Before you can expect employees to embrace a new system, you first have to listen to what they expect and what they fear. It’s not what you say but how you respond to what employees are trying to tell you. So welcome employees to voice their opinions through questionnaires, group meetings, or even comment boxes.
Step 2: Really listen
Really, it’s all about listening. You may assume employees are objecting to the change just to object or because they don’t want to explore other ways of doing business. But you may find that employees are simply worried about not being able to learn the new system or mistakenly think their job will be made more difficult. Acknowledge their fears, answer their questions, and communicate how they will benefit from the system.

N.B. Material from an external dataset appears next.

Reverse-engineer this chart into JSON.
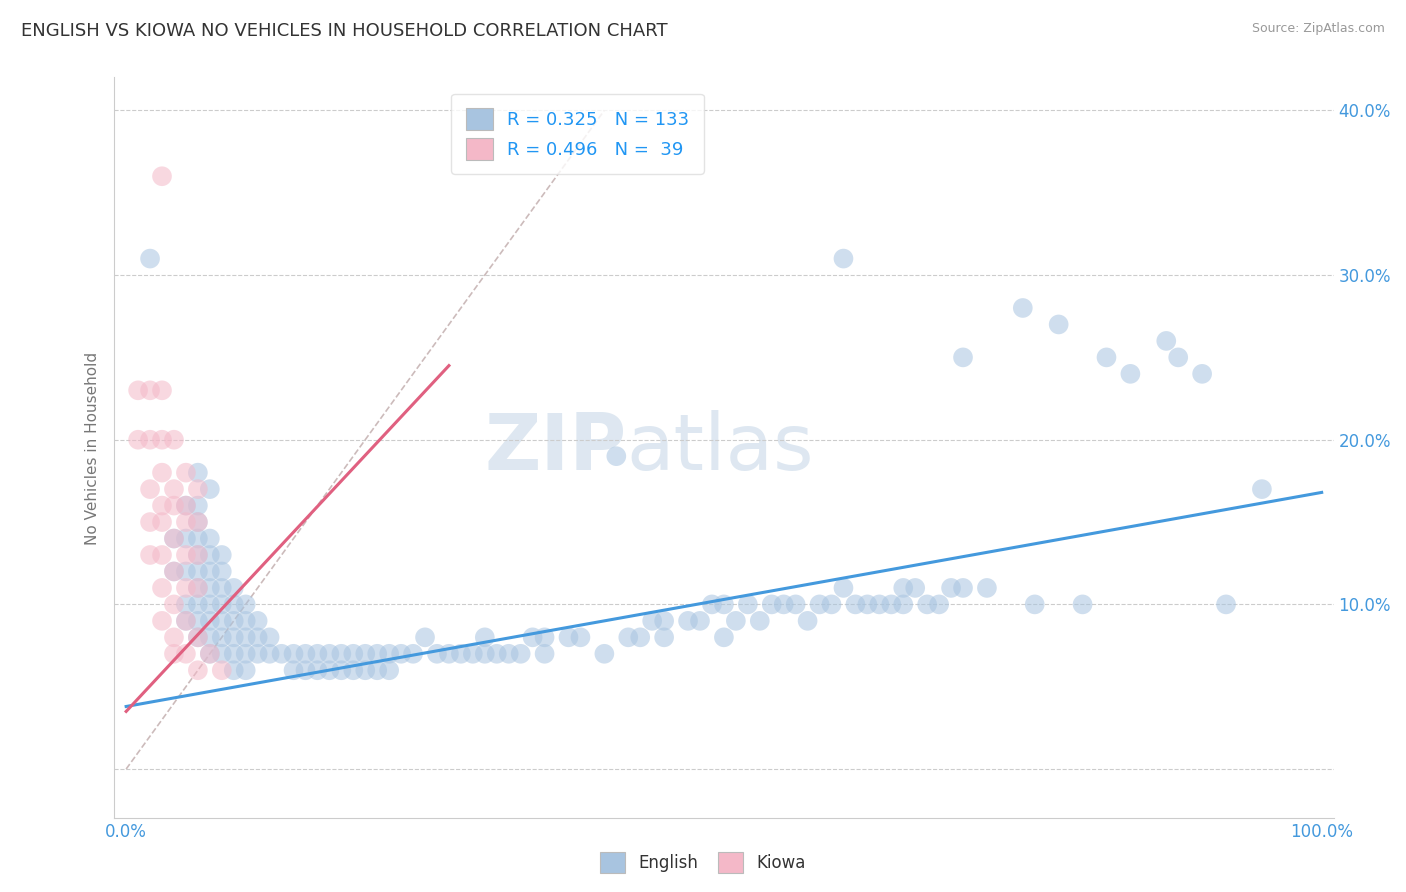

Step 3: Identify Influencers
Just think of all of the books sold simply because Oprah recommended them. Take time to familiarize yourself with the hierarchy of influence within your organization and identify those who are consistently sought out for advice. These individuals should be approached during the infancy of your campaign to recruit them as allies.
Step 4: Start Small
Before introducing the new system to the entire company, start with a small pilot group made up of key stake holders and influencers. By starting small, you can work out any kinks early and use questions, common errors and feedback to create a more comprehensive and informative training program.
Step 5: Training is Key
Create a well-organized and inclusive training program to introduce employees to the system. Setup multiple information sessions and even make training videos or starter guides and post them on the company’s intranet or shared drive for easy access. Also consider making training mandatory but provide multiple sessions at convenient locations so employees can attend the session that fits best into their schedule.
Step 6: Be Available
No matter the amount of information you provide to your employees there will always be questions. If you cannot make time to answer incoming questions, setup a help line, help forum, or peer training program so employees can ask and get answers to question they may have about the system. If employees know they will have access to help along the way, they will be more likely to comply with or even welcome the new system.